Kojima ha usato la definizione di strand game system perché voleva che i giocatori vedessero Death Stranding senza filtri e come qualcosa di nuovo. Tuttavia, le scelte relative al game design, anche se coerenti con la lore del gioco, a volte risultano deleterie per l’esperienza di gioco.
Sicuramente Death Stranding ha suscitato un certo dissenso e i più cinici lo hanno considerato un simulatore di consegne a domicilio. Sarebbe però riduttivo riassumere il gioco in questo modo. La costruzione del mondo è profonda e dettagliata e la trama e i personaggi sono complessi e originali. Tuttavia, il gioco non ha molto di più da offrire di quello che mostra nelle premesse. Senza dubbio i diversi strumenti che Sam otterrà nel corso della storia differenziano il gameplay, offrendo molteplici approcci per affrontare le missioni. Ma è anche vero che il gioco non sempre esorta il giocatore a esplorare ogni tipo di possibilità.
Molte possibilità. Troppe.
Death Stranding cerca di essere, allo stesso tempo, un gioco open world e d’avventura, uno sparatutto in terza persona, uno stealth e molto altro ancora. Ma queste numerose possibilità non sono tutte ben realizzate e bilanciate, quindi disorientano più che ampliare le possibilità del giocatore.
Il gioco offre continuamente scorciatoie per evitare le sfide presentate al giocatore. Le moto e le auto sono meglio delle scale e delle gambe rinforzate. Le armi o la semplice fuga sono meglio di un approccio stealth per affrontare MULE e BT. Spetta solo ai giocatori decidere se rendere le missioni più difficili e complesse.

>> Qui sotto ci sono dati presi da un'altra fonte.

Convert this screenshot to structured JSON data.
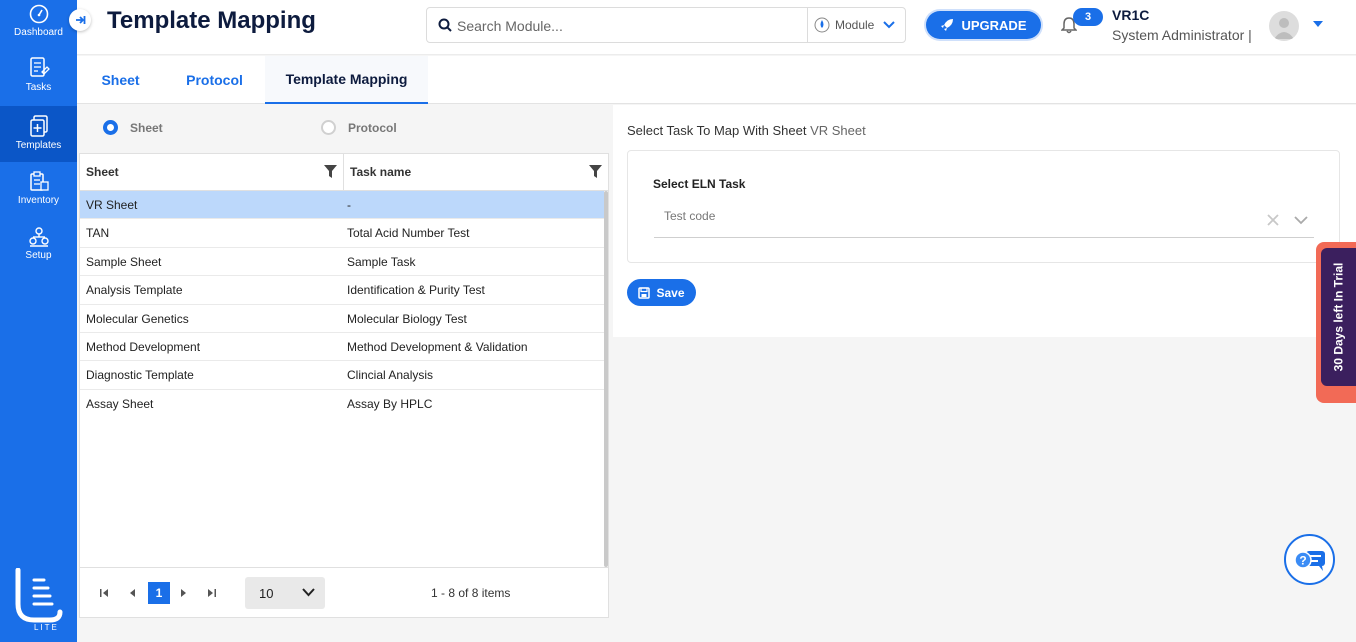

In un gioco dal ritmo molto lento e potenzialmente infinito, probabilmente non sarà la prima scelta.
La desolazione degli Stati Uniti realizzata da Kojima si adatta molto bene alla trama, ma ciò che offre al giocatore sono soprattutto terre quasi desertiche e pochi paesaggi mozzafiato. Giochi recenti come Persona 5 e Red Dead Redemption 2 fanno un lavoro molto migliore nel creare un mondo immersivo che mette in campo meccaniche diverse.

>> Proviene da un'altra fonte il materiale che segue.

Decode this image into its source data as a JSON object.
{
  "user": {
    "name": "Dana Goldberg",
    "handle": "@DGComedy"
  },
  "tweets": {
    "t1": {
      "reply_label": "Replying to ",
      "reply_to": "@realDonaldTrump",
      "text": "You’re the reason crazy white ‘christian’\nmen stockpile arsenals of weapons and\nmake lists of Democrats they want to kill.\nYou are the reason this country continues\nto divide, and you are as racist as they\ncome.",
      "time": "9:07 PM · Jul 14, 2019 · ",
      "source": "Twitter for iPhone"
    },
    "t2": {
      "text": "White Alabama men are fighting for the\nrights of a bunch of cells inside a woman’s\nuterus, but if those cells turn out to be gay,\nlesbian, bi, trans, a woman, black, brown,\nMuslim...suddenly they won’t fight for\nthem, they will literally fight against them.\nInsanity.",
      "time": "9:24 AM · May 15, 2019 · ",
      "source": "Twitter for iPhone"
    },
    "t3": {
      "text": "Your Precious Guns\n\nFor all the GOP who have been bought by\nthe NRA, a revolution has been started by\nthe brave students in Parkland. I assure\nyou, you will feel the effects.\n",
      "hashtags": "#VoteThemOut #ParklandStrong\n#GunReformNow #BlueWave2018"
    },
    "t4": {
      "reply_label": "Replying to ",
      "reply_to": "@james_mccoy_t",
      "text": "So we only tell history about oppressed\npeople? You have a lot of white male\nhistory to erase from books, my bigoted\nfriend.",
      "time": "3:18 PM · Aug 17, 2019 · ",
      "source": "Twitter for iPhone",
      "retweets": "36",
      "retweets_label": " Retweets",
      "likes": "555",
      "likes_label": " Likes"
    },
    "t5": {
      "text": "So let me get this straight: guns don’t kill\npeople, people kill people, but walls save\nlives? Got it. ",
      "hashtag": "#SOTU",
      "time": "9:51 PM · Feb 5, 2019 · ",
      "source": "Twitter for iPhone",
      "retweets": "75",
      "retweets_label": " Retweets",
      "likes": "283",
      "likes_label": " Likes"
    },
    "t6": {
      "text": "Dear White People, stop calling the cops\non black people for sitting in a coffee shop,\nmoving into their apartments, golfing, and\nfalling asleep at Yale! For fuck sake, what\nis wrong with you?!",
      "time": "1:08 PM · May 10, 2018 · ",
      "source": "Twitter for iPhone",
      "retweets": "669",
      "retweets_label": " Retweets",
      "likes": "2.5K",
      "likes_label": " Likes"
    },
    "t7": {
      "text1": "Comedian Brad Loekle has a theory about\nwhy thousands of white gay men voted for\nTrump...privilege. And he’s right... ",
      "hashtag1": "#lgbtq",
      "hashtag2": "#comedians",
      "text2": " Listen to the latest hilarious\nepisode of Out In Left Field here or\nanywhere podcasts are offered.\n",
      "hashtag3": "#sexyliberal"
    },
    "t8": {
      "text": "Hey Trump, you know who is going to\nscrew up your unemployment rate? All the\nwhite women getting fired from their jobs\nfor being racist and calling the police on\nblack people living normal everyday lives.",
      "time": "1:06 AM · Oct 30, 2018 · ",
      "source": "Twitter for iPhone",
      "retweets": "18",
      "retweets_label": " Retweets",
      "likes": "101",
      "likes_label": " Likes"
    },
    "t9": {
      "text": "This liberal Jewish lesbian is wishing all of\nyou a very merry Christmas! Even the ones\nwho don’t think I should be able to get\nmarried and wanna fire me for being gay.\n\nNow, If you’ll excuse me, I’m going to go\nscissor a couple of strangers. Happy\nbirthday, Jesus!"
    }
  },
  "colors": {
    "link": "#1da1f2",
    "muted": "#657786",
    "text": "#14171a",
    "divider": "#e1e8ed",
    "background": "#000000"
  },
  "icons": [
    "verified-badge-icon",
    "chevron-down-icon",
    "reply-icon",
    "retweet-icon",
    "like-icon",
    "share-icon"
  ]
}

Nel suo tentativo di innovare, Kojima ha creato qualcosa di simile a molti giochi molto diversi tra loro, con l’unica vera innovazione rappresentata dall’attenzione che il gameplay riserva alle consegne. È solo un primo passo verso un modo diverso di fare videogiochi.
La superficie di qualcosa di nuovo
Il gioco è pieno di idee brillanti per quanto riguarda il concept e la costruzione del mondo. Tuttavia, molti di questi elementi sono troppo astratti per avere un impatto reale sul gameplay. Il sistema online fa sì che i giocatori cooperino relativamente, serve un grosso sforzo di immaginazione per percepire davvero la cosa. È innegabile che il giocatore costruirà sempre un ponte o una centrale elettrica innanzitutto per propria necessità. Tutto ciò è ben lontano dagli arguti espedienti della saga di Metal Gear. Tra i vari, si può ricordare la boss fight contro Psychomantis, diventata famosa perché, cambiando lo slot del joypad, il giocatore lo può battere molto più facilmente.
Kojima aveva un’idea ambiziosa: creare un mondo narrativo complesso che comprendesse più generi e approcci. Ma ha solo scalfito la superficie di qualcosa che deve ancora essere esplorato a fondo. Forse altri ambiziosi game designer seguiranno il suo esempio, probabilmente nel settore dei giochi indie, ricco di prodotti notevoli (come Hollow Knight). Undertale ne è un esempio emblematico. Con una manciata di pixel e poche righe di dialogo, ha decostruito e reso un sentito omaggio al genere JRPG, usando una serie di idee originali e meccaniche inedite.